His character is not to be proposed as worthy of imitation. His religion he may be supposed to have learned from Hobbes; and his morality was such as naturally proceeds from loose opinions. His sentiments with respect to women he picked up in the court of Charles; and his principles concerning property were such as a gaming-table supplies. He was censured as covetous, and has been defended by an instance of inattention to his affairs; as if a man might not at once be corrupted by avarice and idleness. He is said, however, to have had much tenderness, and to have been very ready to apologise for his violences of passion.

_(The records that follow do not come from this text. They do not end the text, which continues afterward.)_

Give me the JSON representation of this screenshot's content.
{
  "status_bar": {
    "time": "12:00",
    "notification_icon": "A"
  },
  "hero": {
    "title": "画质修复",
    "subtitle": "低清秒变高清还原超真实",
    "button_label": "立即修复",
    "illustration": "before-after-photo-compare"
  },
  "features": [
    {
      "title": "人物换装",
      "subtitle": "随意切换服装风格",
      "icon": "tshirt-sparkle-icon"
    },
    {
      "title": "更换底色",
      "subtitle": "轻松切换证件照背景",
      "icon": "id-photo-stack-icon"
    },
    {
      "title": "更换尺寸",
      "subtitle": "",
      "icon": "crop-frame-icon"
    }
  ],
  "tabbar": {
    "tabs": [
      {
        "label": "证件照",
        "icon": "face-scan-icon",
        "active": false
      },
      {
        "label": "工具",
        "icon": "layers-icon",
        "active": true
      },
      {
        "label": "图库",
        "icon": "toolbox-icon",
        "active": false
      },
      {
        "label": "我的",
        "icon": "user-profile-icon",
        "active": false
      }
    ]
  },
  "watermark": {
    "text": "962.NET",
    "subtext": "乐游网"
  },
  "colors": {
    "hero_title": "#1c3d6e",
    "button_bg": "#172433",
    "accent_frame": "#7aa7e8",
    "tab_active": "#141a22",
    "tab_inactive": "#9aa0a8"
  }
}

He is introduced into this collection only as a poet; and, if we credit the testimony of his contemporaries, he was a poet of no vulgar rank. But favour and flattery are now at an end; criticism is no longer softened by his bounties, or awed by his splendour, and, being able to take a more steady view, discovers him to be a writer that sometimes glimmers, but rarely shines, feebly laborious, and at best but pretty. His songs are upon common topics; he hopes, and grieves, and repents, and despairs, and rejoices, like any other maker of little stanzas; to be great, he hardly tries; to be gay, is hardly in his power.

In the essay on satire he was always supposed to have had the help of Dryden. His essay on poetry is the great work for which he was praised by Roscommon, Dryden, and Pope; and doubtless by many more whose eulogies have perished.

Upon this piece he appears to have set a high value; for he was all his life-time improving it by successive revisals, so that there is scarcely any poem to be found of which the last edition differs more from the first. Amongst other changes, mention is made of some compositions of

Dryden, which were written after the first appearance of the essay.

At the time when this work first appeared, Milton's fame was not yet fully established, and therefore Tasso and Spenser were set before him. The last two lines were

these. The epic poet, says he,

Must above Milton's lofty flights prevail,

Succeed where great Torquato, and where greater Spenser, fail.

The last line in succeeding editions was shortened, and the order of names continued; but now Milton is at last advanced to the highest place, and the passage thus adjusted:

Must above Tasso's lofty flights prevail,

Succeed where Spenser, and e'en Milton, fail.

Amendments are seldom made without some token of a rent: lofty does not suit Tasso so well as Milton.

One celebrated line seems to be borrowed. The essay calls a perfect character

A faultless monster which the world ne'er saw.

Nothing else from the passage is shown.